O Simbólico e o Político: Uma Relação Intrínseca
Os símbolos são, sem dúvida, irredutíveis em muitos aspectos. Eles contêm dimensões que não dizem respeito apenas ao político quando este é reduzido à manutenção de poder. No entanto, quando entendemos a política em seu sentido mais amplo — como o campo onde se dá a troca, a negociação e a barganha entre forças —, percebemos que é ela quem sustenta toda comunicação, seja ela subjetiva ou coletiva. Essa compreensão evidencia que o simbólico e o político não podem ser separados, pois estão em relação constante e são co-constitutivos.
A Política como Base da Comunicação e do Simbólico
Se concebemos a política como mais do que um mecanismo de controle ou poder, ela se revela como a base fundamental de toda relação. Desde as interações mais simples entre dois indivíduos até as relações que se estendem a comunidades inteiras, o que sustenta a troca de significados é uma dinâmica política.
Troca e Negociação como Essência Política
O ato de entrar em relação implica uma negociação constante de significados, expectativas e intenções. Mesmo os símbolos que parecem transcender o tempo são frutos de processos históricos e sociais em que forças diversas negociaram e barganharam sentidos. Esses processos são inerentemente políticos, porque envolvem uma busca por equilíbrio ou hegemonia dentro de um sistema de relações.

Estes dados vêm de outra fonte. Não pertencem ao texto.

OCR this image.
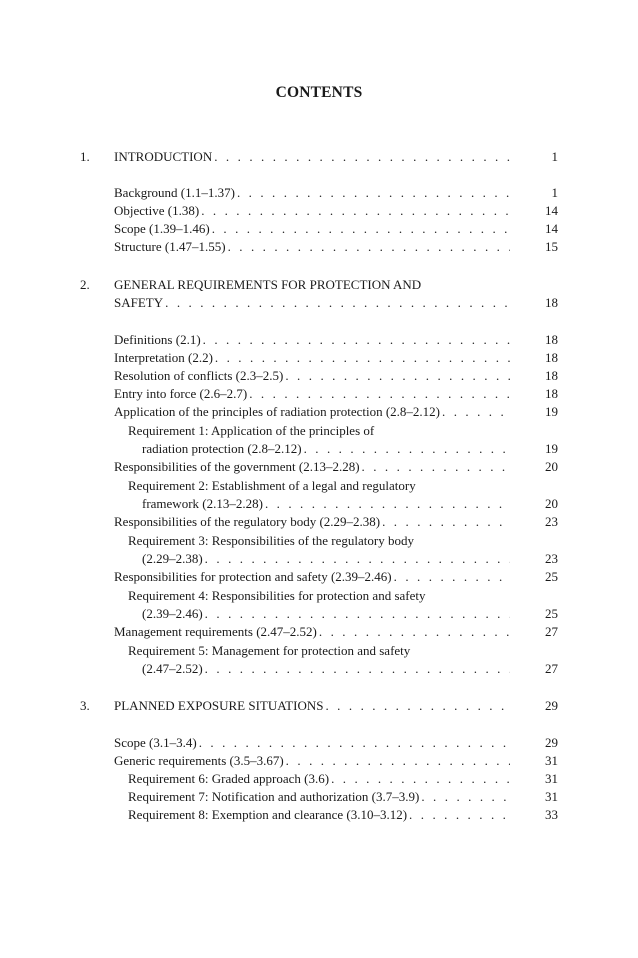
CONTENTS
1. INTRODUCTION . . .	1
Background (1.1–1.37) . . .	1
Objective (1.38) . . .	14
Scope (1.39–1.46) . . .	14
Structure (1.47–1.55) . . .	15
2. GENERAL REQUIREMENTS FOR PROTECTION AND
SAFETY . . .	18
Definitions (2.1) . . .	18
Interpretation (2.2) . . .	18
Resolution of conflicts (2.3–2.5) . . .	18
Entry into force (2.6–2.7) . . .	18
Application of the principles of radiation protection (2.8–2.12) . . .	19
Requirement 1: Application of the principles of
radiation protection (2.8–2.12) . . .	19
Responsibilities of the government (2.13–2.28) . . .	20
Requirement 2: Establishment of a legal and regulatory
framework (2.13–2.28) . . .	20
Responsibilities of the regulatory body (2.29–2.38) . . .	23
Requirement 3: Responsibilities of the regulatory body
(2.29–2.38) . . .	23
Responsibilities for protection and safety (2.39–2.46) . . .	25
Requirement 4: Responsibilities for protection and safety
(2.39–2.46) . . .	25
Management requirements (2.47–2.52) . . .	27
Requirement 5: Management for protection and safety
(2.47–2.52) . . .	27
3. PLANNED EXPOSURE SITUATIONS . . .	29
Scope (3.1–3.4) . . .	29
Generic requirements (3.5–3.67) . . .	31
Requirement 6: Graded approach (3.6) . . .	31
Requirement 7: Notification and authorization (3.7–3.9) . . .	31
Requirement 8: Exemption and clearance (3.10–3.12) . . .	33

O Simbólico como Produto de Relações Políticas
Os símbolos só têm validade e eficácia quando reconhecidos e compartilhados por uma comunidade. Esse reconhecimento não ocorre no vazio; é o resultado de trocas e relações que são, em última análise, de natureza política. A cruz cristã, por exemplo, antes de ser vista como um símbolo universal de salvação, passou por disputas dentro do contexto romano e entre diferentes seitas cristãs. Portanto, mesmo os símbolos que parecem mais enraizados em valores transcendentes têm suas origens em relações de poder e troca.
A Política Como Fundação da Subjetividade
Mesmo o que consideramos profundamente subjetivo é formado a partir de relações. O sujeito não existe isoladamente; ele se constitui na interação com o outro. A partir dessa perspectiva, a própria subjetividade é atravessada por relações políticas.

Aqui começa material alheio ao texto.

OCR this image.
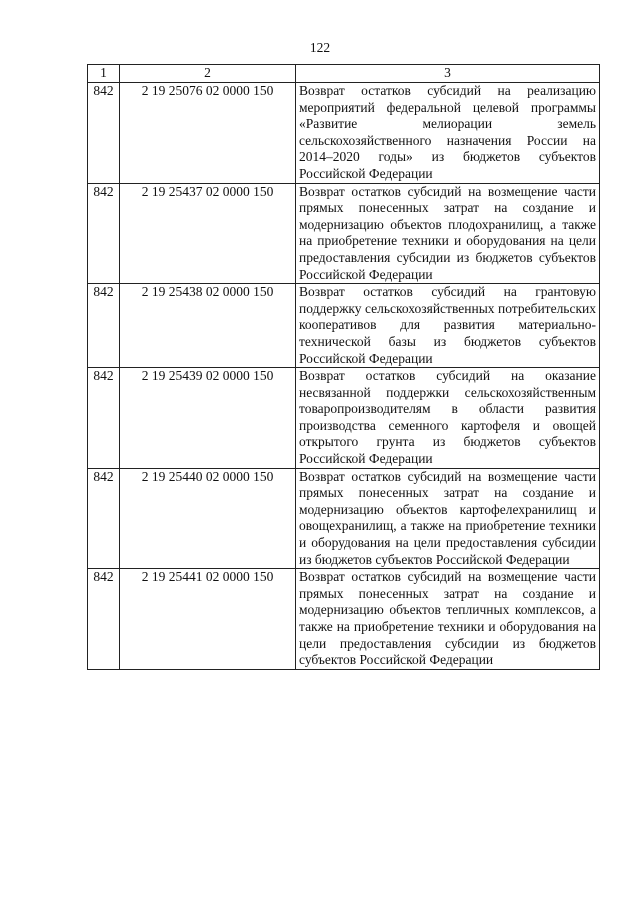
122
1	2	3
842	2 19 25076 02 0000 150	Возврат остатков субсидий на реализацию мероприятий федеральной целевой программы «Развитие мелиорации земель сельскохозяйственного назначения России на 2014–2020 годы» из бюджетов субъектов Российской Федерации
842	2 19 25437 02 0000 150	Возврат остатков субсидий на возмещение части прямых понесенных затрат на создание и модернизацию объектов плодохранилищ, а также на приобретение техники и оборудования на цели предоставления субсидии из бюджетов субъектов Российской Федерации
842	2 19 25438 02 0000 150	Возврат остатков субсидий на грантовую поддержку сельскохозяйственных потребительских кооперативов для развития материально-технической базы из бюджетов субъектов Российской Федерации
842	2 19 25439 02 0000 150	Возврат остатков субсидий на оказание несвязанной поддержки сельскохозяйственным товаропроизводителям в области развития производства семенного картофеля и овощей открытого грунта из бюджетов субъектов Российской Федерации
842	2 19 25440 02 0000 150	Возврат остатков субсидий на возмещение части прямых понесенных затрат на создание и модернизацию объектов картофелехранилищ и овощехранилищ, а также на приобретение техники и оборудования на цели предоставления субсидии из бюджетов субъектов Российской Федерации
842	2 19 25441 02 0000 150	Возврат остатков субсидий на возмещение части прямых понесенных затрат на создание и модернизацию объектов тепличных комплексов, а также на приобретение техники и оборудования на цели предоставления субсидии из бюджетов субъектов Российской Федерации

Subjetividade e Relacionalidade
Minhas percepções, valores e símbolos pessoais não são autônomos; eles emergem de trocas com o outro. Mesmo os aspectos mais internos da subjetividade são moldados por negociações que ocorrem em um campo de relações. Assim, o simbólico não é algo puramente interno ou transcendente; ele é o produto de interações dinâmicas entre indivíduos e comunidades.

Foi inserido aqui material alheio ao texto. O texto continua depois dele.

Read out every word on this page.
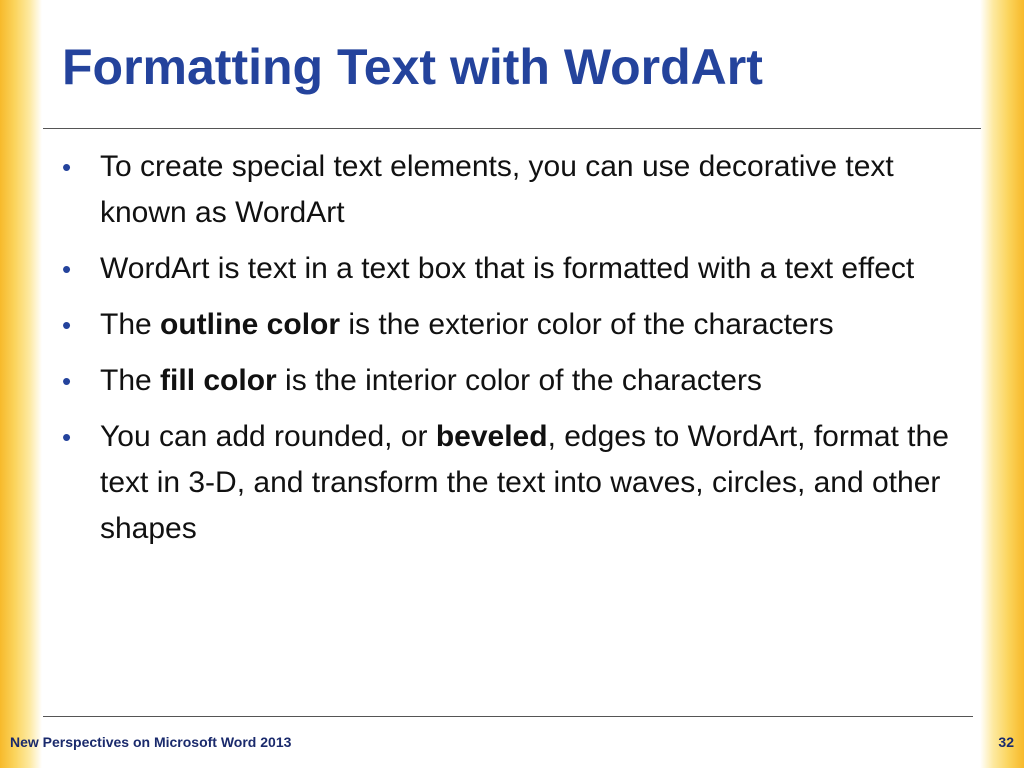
Formatting Text with WordArt
• To create special text elements, you can use decorative text known as WordArt
• WordArt is text in a text box that is formatted with a text effect
• The outline color is the exterior color of the characters
• The fill color is the interior color of the characters
• You can add rounded, or beveled, edges to WordArt, format the text in 3-D, and transform the text into waves, circles, and other shapes
New Perspectives on Microsoft Word 2013	32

Forças em Busca de Homeostase
Toda relação envolve forças que buscam um equilíbrio ou dominância. Essas forças interagem e se transformam mutuamente, gerando significados compartilhados e, em última instância, símbolos que se tornam comuns. Dessa maneira, o simbólico é simultaneamente o espaço onde as trocas políticas acontecem e o resultado dessas trocas.
Os Símbolos Como Campos Politizados
Embora símbolos possam adquirir dimensões universais, sua origem e seu uso estão profundamente enraizados em relações políticas. Eles são criados, disputados e ressignificados dentro de dinâmicas de poder e barganha.
O Simbólico como Campo de Disputa
Os símbolos não são estáticos. Eles são continuamente reinterpretados e resignificados em novos contextos. Por exemplo, o cristianismo, enquanto sistema simbólico, pode ser lido tanto como uma ferramenta de colonização quanto como uma fonte de emancipação, dependendo do contexto político em que é analisado.
A Relação Entre Simbólico e Político
Os símbolos não são apenas reflexos de relações políticas; eles também as moldam. Assim, o simbólico e o político não podem ser separados, pois estão sempre em relação mútua.
Conclusão: Política e Simbólico como Indivisíveis
Ao entender a política como o campo das relações e negociações, e o simbólico como o espaço onde essas relações se materializam em significados, percebemos que um não existe sem o outro. Entrar em relação é, simultaneamente, trocar significados que geram símbolos comuns. Portanto, o simbólico não é um domínio separado ou superior à política; ele é parte integrante das relações que constituem o mundo.
Essa compreensão abre caminho para uma visão do simbólico como um campo dinâmico, em constante transformação, alimentado pelas forças políticas que o criam, moldam e ressignificam. Por isso, não há simbólico sem política, assim como não há política sem a produção simbólica que lhe dá sentido.